“Well, I literally did.” Ruby looks at me warily.
“Oh. What did you take? I’m sure it wasn’t important if I haven’t noticed. The guitar? I said you could have that.”
“Jem, I’m pregnant.”
The world shifts into slow motion, the words exploding through my mind as I grab at the scattering thoughts; making attempts at sentences or a reaction. Ruby launches into a burbling breakdown of what she’ll do, how she’ll fix the situation.
I grip her hand. “Ruby, stop talking. Are you sure?”
“Yeah. Not very pregnant, I mean, early days and that makes the decision easier.” She’s breathless and staring at the wall.
Finally, my brain processes the world-shattering information. “Holy fucking fuck.”
“I thought something along the same lines. I didn’t do this on purpose, Jem,” she says. “Kids aren’t something on my life plan for the next few years.”
“Or mine.”
Ruby chews her lip. “Yeah.”
“No, I don’t mean…” I tip her chin to me. She’s scared and I fucking hate Ruby scared. “Falling in love wasn’t in my plans either.”
Ruby tries to move, but I hold tight. “I need time to process this. I just came from my mum’s funeral and that was a big enough headfuck.”
“I didn’t plan on telling you right now. But I thought before I went home with you, I had to, in case this changed your mind.” She might not have told me at all? Surely, she would. “I couldn’t stand to go back, spend a night with you, and be kicked aside, Jem.”
She’s rambling again, and I wipe the worry from Ruby’s face with both my hands, kissing her cheeks, lips, forehead—anything to show her that words don’t matter. Even though the ones I heard blew my world so far off its axis there’s no way I’ll ever get back into the same orbit again.
“I can say with complete honesty and certainty that whatever happens, this will not change my mind,” I tell her.
I squeeze Ruby to me, in case she changeshermind and wants to run or doesn’t believe my words. I came to speak to her tonight because I put my past to rest and had to know if Ruby belonged there, or in my future.
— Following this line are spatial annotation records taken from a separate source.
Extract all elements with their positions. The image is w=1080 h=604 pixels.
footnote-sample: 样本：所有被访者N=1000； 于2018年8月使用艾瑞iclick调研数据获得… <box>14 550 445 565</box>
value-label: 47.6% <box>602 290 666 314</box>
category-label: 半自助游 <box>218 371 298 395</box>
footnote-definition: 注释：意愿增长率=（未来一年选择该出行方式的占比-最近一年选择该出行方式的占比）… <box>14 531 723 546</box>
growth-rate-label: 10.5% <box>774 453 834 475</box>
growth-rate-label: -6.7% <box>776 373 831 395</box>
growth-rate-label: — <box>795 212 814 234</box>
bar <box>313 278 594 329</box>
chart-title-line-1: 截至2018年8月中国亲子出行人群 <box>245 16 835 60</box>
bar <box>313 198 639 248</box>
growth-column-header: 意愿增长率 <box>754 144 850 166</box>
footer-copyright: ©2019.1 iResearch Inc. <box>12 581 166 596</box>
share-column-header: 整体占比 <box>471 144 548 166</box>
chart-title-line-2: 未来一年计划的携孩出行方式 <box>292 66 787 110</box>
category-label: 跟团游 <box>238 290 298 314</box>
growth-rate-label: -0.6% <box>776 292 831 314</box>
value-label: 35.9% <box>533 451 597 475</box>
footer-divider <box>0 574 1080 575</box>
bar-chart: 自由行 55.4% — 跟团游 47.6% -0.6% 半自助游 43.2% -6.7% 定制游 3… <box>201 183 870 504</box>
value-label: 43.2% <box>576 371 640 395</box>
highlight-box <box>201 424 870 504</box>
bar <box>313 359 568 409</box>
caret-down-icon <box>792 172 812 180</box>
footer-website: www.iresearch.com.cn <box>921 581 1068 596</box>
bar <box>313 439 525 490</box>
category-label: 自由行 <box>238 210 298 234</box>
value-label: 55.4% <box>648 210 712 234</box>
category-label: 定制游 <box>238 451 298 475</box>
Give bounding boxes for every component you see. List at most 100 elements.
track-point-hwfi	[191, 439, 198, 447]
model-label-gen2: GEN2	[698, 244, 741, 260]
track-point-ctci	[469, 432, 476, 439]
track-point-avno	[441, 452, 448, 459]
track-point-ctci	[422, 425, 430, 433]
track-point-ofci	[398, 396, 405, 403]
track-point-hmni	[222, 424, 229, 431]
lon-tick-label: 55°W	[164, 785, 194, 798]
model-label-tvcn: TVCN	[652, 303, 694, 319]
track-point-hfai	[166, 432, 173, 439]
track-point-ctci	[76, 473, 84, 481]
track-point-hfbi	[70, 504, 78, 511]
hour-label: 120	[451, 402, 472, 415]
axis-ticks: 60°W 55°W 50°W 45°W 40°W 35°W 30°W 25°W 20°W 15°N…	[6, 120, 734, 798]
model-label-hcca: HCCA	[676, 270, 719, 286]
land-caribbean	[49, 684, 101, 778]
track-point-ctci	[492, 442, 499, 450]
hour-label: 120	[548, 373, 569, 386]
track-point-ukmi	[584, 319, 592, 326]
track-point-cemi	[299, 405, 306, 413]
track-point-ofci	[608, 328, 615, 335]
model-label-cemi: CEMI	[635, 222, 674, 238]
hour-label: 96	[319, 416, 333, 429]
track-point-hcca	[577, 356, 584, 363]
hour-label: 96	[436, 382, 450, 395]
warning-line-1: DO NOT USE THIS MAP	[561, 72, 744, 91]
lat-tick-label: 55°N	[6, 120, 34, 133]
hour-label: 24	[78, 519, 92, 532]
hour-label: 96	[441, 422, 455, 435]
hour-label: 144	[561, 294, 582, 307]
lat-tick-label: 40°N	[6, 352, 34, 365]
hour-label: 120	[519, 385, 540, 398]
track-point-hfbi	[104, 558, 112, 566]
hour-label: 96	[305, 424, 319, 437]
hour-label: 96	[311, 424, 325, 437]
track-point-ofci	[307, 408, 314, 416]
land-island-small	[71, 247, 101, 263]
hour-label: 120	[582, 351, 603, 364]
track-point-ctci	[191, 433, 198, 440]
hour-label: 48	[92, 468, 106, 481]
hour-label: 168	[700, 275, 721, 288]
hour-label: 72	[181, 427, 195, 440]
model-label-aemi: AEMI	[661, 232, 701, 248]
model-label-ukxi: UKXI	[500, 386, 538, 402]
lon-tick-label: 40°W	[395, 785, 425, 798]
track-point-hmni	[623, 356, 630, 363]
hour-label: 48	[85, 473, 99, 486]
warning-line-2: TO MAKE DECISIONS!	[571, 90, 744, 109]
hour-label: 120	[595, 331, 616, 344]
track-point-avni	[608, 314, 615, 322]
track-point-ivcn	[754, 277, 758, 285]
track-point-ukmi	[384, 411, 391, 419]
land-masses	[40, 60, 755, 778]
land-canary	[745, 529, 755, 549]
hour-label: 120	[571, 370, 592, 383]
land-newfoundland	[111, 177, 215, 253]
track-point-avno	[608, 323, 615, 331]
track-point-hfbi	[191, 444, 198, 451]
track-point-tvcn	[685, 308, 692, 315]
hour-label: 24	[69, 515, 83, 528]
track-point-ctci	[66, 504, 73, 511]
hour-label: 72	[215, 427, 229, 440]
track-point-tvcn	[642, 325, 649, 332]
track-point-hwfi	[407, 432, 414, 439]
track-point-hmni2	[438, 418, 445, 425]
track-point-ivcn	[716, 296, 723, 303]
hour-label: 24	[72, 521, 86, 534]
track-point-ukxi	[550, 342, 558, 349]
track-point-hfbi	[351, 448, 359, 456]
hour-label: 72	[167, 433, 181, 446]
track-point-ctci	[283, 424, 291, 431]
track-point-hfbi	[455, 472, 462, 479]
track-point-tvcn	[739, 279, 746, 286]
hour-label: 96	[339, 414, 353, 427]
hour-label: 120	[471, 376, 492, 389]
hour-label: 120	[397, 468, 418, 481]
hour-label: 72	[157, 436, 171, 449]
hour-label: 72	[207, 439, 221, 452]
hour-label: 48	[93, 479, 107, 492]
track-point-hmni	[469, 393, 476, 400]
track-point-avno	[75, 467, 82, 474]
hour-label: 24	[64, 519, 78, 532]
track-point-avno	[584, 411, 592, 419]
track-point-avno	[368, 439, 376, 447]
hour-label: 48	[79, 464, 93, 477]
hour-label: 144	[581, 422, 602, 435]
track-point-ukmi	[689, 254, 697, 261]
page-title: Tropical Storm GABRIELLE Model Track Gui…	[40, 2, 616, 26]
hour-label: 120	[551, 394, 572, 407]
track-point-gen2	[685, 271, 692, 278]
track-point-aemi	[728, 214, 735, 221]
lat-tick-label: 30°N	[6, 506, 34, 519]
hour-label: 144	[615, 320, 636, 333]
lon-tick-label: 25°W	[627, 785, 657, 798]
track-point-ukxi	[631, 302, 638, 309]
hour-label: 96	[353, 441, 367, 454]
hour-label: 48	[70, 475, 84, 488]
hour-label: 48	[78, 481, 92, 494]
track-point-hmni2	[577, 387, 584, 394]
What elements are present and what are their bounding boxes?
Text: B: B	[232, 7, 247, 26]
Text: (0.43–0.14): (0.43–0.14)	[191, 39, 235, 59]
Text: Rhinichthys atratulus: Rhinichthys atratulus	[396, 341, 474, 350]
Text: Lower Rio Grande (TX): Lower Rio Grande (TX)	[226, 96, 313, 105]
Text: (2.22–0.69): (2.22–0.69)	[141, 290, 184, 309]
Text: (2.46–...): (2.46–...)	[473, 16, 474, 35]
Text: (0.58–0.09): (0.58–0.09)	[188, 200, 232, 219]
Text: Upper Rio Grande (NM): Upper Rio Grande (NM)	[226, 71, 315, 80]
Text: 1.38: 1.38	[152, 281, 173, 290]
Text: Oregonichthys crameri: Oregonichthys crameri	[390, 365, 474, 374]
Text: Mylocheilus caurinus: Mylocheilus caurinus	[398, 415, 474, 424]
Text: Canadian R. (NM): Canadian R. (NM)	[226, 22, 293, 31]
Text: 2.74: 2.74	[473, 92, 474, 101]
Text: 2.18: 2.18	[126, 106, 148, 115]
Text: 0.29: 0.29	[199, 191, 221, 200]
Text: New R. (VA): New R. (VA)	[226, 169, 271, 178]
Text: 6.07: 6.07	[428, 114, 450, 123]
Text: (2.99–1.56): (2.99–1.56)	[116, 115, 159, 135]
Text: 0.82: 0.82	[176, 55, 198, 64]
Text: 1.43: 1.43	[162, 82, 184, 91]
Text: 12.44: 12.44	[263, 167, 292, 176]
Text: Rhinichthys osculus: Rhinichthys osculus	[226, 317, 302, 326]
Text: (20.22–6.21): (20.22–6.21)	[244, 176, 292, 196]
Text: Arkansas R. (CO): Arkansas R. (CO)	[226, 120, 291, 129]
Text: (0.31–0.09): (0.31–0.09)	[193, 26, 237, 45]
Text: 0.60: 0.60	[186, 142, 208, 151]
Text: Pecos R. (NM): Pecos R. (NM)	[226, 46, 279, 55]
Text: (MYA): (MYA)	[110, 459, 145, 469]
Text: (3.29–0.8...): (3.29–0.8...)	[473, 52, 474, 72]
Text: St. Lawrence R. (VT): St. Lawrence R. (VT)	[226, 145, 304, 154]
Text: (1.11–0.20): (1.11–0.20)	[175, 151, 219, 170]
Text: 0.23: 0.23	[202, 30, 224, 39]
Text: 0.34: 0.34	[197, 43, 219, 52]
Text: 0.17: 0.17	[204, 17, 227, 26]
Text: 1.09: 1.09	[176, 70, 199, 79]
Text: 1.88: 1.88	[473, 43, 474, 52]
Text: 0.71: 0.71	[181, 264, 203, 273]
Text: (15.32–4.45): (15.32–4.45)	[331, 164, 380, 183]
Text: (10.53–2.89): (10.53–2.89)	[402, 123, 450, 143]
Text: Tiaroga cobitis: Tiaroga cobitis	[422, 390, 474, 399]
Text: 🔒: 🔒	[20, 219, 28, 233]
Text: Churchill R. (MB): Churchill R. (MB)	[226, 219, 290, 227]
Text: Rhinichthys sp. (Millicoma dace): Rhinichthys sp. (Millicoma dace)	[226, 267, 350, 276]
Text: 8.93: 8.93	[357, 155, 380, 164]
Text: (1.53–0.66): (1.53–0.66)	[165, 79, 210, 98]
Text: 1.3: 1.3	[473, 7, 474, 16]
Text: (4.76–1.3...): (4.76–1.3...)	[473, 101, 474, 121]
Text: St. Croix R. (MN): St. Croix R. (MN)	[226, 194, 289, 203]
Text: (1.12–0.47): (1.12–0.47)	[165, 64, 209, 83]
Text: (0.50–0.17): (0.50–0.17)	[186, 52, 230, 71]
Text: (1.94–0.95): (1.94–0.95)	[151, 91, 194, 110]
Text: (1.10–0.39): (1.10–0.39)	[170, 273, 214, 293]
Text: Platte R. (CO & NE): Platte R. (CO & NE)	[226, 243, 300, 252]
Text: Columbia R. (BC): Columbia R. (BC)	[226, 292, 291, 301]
Now Ruby is where she should be: in my arms and my heart.
Ruby’s body trembles against mine and I hold her tighter. I will never, ever let this girl go. Whatever she needs, she gets; and if that’s my love, then I have that covered.
“I love you,” I whisper against her hot cheek. “I have never loved anybody before—never knew how until you. You found your way to the deepest part of my heart where that love hides and claimed it.”
“Only because you were ready to love someone,” she says against my neck.
“No, only because I love you. I was always waiting for Ruby Tuesday to come into my life and show me who I really am. Hers.”
I discover I’m going to be a dad on the day I say goodbye to my mum and the crap of my childhood. Can I do any better than my parents?
This is fate’s ultimate demonstration I belong with Ruby. For the first time, the future exists and life is no longer the past or the day-to-day survival against relapsing. I have a place to go and somebody to take with me.
Sure, this isn’t tied up in a neat little bow or a verse in a Hallmark card, but we can do this. I will always give Ruby what she needs because I’m not giving. I’m sharing a part of myself that always belonged to her.
More than that, somebody somewhere decided we should share ourselves with another person, and that’s fucking fine by me.